Reading about the Reformation is sad. I’m grateful for many of the lasting effects of the Reformation: having the Bible translated into English from the original languages and understanding salvation by grace through faith sit at or near the top of my list. But the story of these achievements makes for grim reading. I spent a couple of years with Will Durant’s account of the Renaissance, including his depiction of the corrupt state of the visible Church: the simony, the fornication, the hypocrisy, the power politics, the murders, the draining of money from the people of Europe to fund a cesspool of immorality in Rome. But cleaning up this mess wasn’t easy, and reading this year about the power politics of the Protestants, their intolerance for each other, and their rancorous rhetoric hasn’t exactly provided a happily-ever-after ending to the tale.
Take the Peasants’ War, for example.

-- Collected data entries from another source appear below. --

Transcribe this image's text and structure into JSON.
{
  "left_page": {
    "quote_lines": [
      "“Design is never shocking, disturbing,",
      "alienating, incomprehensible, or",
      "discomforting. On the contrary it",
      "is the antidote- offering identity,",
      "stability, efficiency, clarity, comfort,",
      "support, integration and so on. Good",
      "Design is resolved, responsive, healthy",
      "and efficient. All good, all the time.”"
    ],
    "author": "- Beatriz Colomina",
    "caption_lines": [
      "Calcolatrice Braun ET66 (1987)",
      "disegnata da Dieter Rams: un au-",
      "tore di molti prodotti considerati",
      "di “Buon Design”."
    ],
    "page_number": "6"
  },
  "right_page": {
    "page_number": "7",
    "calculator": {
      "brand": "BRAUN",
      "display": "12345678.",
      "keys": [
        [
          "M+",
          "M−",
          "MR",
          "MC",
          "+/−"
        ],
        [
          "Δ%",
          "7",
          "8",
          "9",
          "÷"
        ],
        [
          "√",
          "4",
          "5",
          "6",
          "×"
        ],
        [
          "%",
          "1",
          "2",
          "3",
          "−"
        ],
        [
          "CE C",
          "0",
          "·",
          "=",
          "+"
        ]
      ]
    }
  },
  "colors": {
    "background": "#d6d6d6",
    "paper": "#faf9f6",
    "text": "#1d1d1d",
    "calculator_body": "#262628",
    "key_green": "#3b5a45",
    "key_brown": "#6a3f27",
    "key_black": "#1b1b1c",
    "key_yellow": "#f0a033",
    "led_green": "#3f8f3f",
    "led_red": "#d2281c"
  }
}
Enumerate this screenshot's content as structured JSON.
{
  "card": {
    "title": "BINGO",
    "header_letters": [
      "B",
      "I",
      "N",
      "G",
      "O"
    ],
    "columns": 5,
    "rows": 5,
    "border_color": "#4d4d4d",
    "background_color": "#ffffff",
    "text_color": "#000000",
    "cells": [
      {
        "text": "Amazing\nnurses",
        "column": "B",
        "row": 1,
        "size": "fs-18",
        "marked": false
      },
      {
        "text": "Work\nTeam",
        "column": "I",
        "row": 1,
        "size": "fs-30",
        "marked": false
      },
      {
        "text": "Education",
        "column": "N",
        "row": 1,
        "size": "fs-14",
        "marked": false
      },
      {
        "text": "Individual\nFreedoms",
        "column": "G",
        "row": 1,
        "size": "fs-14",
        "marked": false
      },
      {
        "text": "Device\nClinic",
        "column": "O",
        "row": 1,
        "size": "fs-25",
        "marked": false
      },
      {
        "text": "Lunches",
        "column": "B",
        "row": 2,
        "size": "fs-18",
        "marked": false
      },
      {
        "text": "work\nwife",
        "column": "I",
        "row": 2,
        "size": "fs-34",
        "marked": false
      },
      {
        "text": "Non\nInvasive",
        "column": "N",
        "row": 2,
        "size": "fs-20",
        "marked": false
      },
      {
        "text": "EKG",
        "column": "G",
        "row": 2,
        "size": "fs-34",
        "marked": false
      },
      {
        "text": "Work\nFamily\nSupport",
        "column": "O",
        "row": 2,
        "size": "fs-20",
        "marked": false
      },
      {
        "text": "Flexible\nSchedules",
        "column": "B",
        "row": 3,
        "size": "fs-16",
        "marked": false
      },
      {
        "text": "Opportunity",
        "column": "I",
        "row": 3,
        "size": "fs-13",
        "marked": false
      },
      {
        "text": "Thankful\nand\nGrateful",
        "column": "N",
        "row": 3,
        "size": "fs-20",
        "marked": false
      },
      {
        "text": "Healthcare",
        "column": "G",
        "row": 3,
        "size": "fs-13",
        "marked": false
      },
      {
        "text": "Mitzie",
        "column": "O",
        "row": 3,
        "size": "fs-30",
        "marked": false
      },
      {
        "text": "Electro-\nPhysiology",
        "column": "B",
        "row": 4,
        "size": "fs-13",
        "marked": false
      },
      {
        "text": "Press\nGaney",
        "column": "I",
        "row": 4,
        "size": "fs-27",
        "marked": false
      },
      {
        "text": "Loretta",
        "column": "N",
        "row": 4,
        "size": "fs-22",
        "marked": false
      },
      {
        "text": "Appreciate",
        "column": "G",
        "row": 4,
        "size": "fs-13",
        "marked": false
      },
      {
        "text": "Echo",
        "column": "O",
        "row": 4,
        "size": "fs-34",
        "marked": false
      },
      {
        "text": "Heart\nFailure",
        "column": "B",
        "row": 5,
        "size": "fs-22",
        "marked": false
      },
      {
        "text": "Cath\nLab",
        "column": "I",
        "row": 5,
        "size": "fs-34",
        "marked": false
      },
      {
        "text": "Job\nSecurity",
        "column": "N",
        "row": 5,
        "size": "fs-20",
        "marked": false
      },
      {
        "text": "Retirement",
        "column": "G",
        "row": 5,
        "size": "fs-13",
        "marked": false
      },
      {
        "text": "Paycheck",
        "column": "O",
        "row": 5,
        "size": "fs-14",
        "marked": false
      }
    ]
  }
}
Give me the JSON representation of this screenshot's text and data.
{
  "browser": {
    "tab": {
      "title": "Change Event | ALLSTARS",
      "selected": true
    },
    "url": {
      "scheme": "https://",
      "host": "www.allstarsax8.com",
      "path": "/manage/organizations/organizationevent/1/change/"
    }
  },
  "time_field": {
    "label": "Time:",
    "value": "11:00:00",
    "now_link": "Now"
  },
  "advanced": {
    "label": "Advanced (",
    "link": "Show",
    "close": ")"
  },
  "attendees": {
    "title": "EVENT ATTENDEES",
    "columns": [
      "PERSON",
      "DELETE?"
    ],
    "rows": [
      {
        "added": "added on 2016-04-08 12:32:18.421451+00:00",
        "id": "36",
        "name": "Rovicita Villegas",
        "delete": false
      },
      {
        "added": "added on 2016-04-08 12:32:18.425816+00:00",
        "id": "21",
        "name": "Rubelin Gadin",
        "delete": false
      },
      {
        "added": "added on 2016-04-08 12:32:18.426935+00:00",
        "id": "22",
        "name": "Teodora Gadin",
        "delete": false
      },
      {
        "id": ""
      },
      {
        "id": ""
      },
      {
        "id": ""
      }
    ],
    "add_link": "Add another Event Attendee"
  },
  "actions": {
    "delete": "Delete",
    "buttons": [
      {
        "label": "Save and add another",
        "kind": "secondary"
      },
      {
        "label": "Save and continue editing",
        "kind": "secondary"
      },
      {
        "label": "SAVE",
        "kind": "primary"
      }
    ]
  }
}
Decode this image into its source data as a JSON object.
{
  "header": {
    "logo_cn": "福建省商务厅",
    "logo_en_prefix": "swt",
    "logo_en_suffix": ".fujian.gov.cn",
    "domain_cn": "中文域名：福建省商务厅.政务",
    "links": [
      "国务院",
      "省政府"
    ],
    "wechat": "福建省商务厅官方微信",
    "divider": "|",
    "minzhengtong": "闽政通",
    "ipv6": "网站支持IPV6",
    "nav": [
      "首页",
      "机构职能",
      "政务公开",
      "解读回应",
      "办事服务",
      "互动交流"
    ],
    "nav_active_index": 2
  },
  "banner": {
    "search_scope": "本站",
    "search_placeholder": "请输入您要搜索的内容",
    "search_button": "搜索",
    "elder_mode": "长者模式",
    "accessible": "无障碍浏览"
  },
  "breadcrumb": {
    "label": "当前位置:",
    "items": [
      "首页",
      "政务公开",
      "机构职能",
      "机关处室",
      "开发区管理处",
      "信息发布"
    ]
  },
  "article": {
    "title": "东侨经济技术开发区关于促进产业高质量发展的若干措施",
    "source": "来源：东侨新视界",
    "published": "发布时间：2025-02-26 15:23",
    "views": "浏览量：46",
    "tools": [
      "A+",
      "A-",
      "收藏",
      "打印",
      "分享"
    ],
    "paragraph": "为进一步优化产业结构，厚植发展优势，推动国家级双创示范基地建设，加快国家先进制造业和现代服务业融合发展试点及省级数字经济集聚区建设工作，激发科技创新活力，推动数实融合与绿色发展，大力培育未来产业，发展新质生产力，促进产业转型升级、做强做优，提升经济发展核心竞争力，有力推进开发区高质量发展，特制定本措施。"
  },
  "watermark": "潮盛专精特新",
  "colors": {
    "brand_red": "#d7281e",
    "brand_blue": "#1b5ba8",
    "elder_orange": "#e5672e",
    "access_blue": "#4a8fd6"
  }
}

Luther published statements saying that the German princes and the leaders of the established Church should watch their backs and that they deserved all the violent reaction they might receive. The German public read these observations as a call to arms.
So then Luther’s press releases called for an end to the violence of the peasants and encouraged the princes to execute the law and restore order. This public position, of course, prompted a horrific response from the authorities. Between 1524 and 1526, 130,000 peasants died in the conflict. And all in an effort to purify the worship of the Prince of Peace.
Human history is rarely pretty. But ideas are not the people who speak them. And truths sometimes proceed from the mouths of murderers, in spite of themselves. I love reading about the ideas, and I’ve been continually fascinated with the interplay of the characters: Luther, Zwingli, Calvin, Melanchthon (who comes out looking pretty good), Erasmus (who looks even better), Francis I, Henry VIII, Charles V, Clement VII, Marguerite of Navarre, Catherine of Aragon. With two more weeks of Reformation history to go, I’m ready for things to get worse. But I’m hoping for at least one more Melanchthon.